Editors Note In the summer of 1994, ATJT founding member Naomi Newman went to the former Yugoslavia with the Doves, a group of ten women, eight from California and two from Malaysia. They called the tour Honoring Loss: Celebrating Life. The group was made up of four performers, two visual artists, one theater/video technician, and three social change workers. The Doves gave workshops and performances in refugee camps and to peace groups, and they brought art supplies and embroidery thread to people in the camps.
Its a very hot, very humid morning. Eight of us are leaning on our mounds of luggage in the Novi Sad railroad station. The tour is over, Vienna, then home. Across the platform we watch a gang of boys, singing and swilling, on their way to war.
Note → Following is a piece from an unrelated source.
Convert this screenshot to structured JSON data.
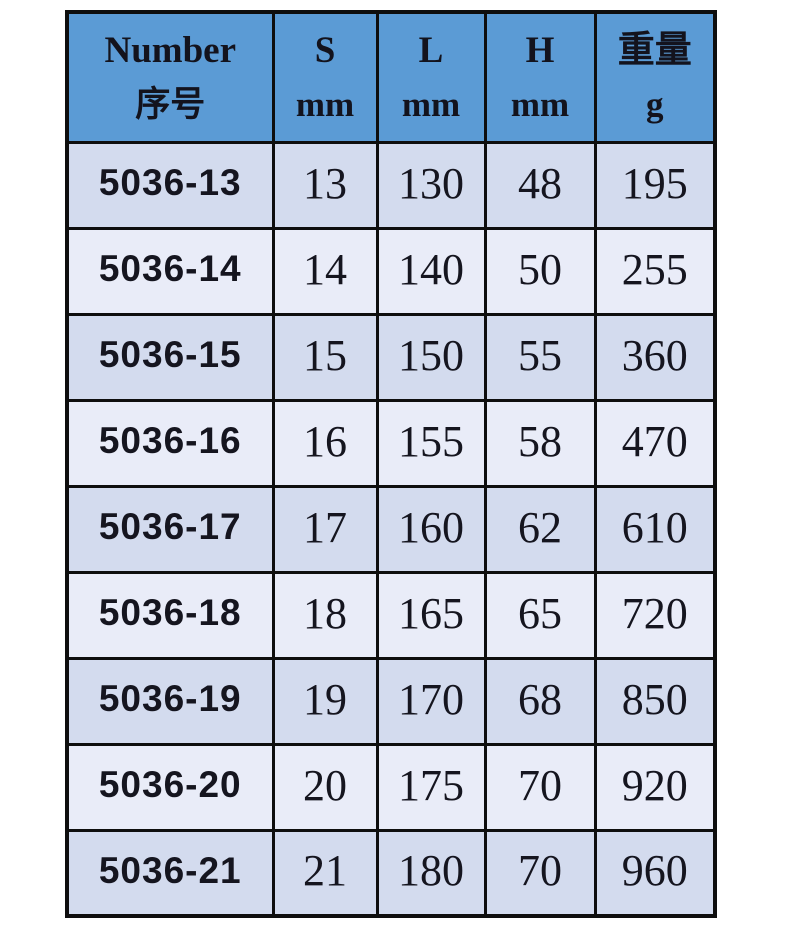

Are they the same kids that marched through the cafe-lined promenade last night? Sounds like the same Were the strongest mightiest well conquer anyone song we heard then, as we were coming out of the weird Chinese a la Serbian restaurant. In the distance their voices sounded festive, but closer they became scary and fascistic. Our presenter and peace worker, 24 year old Sarah, beautiful as a movie star and courageous as a movie heroine, started crying. Theyre everywhere. They ruin everything. As if we didnt understand, she added, Thats a terrible nationalist song.
This morning the boys are even more drunk and their hooting louder. The people waiting in the station turn away from them. They look embarrassed. These are not our boys, their bodies seem to say as they imitate the postures of normal times.
The boys theyre so young, they must be terrified pass the bottle, jump on each others shoulders, do whatever they can to make themselves more visible. It takes little imagination to see them burning villages or raping women. One half hour ago we stood in front of the old Novi Sad synagogue reading the plaque commemorating April 26, 1944 as the date when all the Jews of the city were rounded up, herded into the synagogue and then sent to concentration camps. Fifty years collapse like a punctured balloon. I hear Nazis singing their master race madness.
Standing with us is Nevena, whom we met just this morning as our guide to the synagogue. With motherly hospitality, shes taken us under her wing and is overseeing our departure. As one of us starts to take a picture of the boys, Nevena grabs her arm. Dont, her eyes command. We cant decipher what is forbidden, photographing the station or the boys going to war, but we obey.
The hot muggy air thickens. The screaming of the boys dominates the atmosphere. Peoples bodies and mouths are moving, but lifelessly like ghosts. I think of Bunuels movie, Exterminating Angel where a spell keeps strangers at a party locked together in a room. How long have we been here? No trains have come or are coming. Maybe we cant leave, like in the movie, until someone discovers the act that will release us.
Someone says, Lets sing Down By the Riverside. Yes, say an eager few. No, say others. Nevenas forbidding look about the camera makes drawing attention to ourselves seem risky. This is the first time during the trip where danger, real or imagined, is hovering. Our fragile unity fragments. Its not easy to agree, each one of us is a born leader and an amateur follower. It feels like a test at the end of the journey. Can we stand, like the Women in Black in Belgrade, visibly resisting the war. Seems not. We sit waiting in silence, unable to agree, dispirited. But not for long. One of us begins singing, willing to risk even the disapproval of her own group. Im gonna to lay down my burdens/down by the riverside, down by the riverside... . The first sound is enough and most of us gratefully join in down by the riverside. Im gonna lay down my burdens... very softly, our postures nonchalant, as if we were just chatting. down by the riverside/gonna study war no more. Now we are all in, all singing, very quietly, but singing just the same. I aint gonna study war no more/I aint gonna study war no more.... Now theres harmony, a boom boom bass line, and we keep singing. Gonna study war no more/I aint gonna study war no more/I aint gonna study war no more/gonna study war no more.
Here we were, eight women from California, creating an island of peace in a Serbian railroad station. We never raised our voices. We were not in a sound battle with the boys. We were not trying to win. This was more akin to aikido, staying centered, focused, pulling the energy away from the aggression rather than trying to stop it. This was not about victory but about beauty the one thing that can still astonish, as an artist in Belgrade said after one of our workshops. I was so moved, so astonished by what we were doing, that I had to keep swallowing my tears so that I could keep singing.
Over and over we sang the beautiful redemptive African-American song- until we were released, until life and animation returned to the station. The moment unfroze. The trains started coming. The train to Vienna arrived far down the track. We stopped singing, clicked into gear, got all the luggage on the train with our now graceful team work. It was a long long hot sweaty ride. But as we traveled we talked, two by two, clearing up whatever crumpled places remained between us. By the time we got to Vienna, we were so giddy with our closeness, we didnt know, didnt want to know, that we had arrived. We stayed, squeezed in the compartment, talking, until the conductors found us and politely kicked us off the train.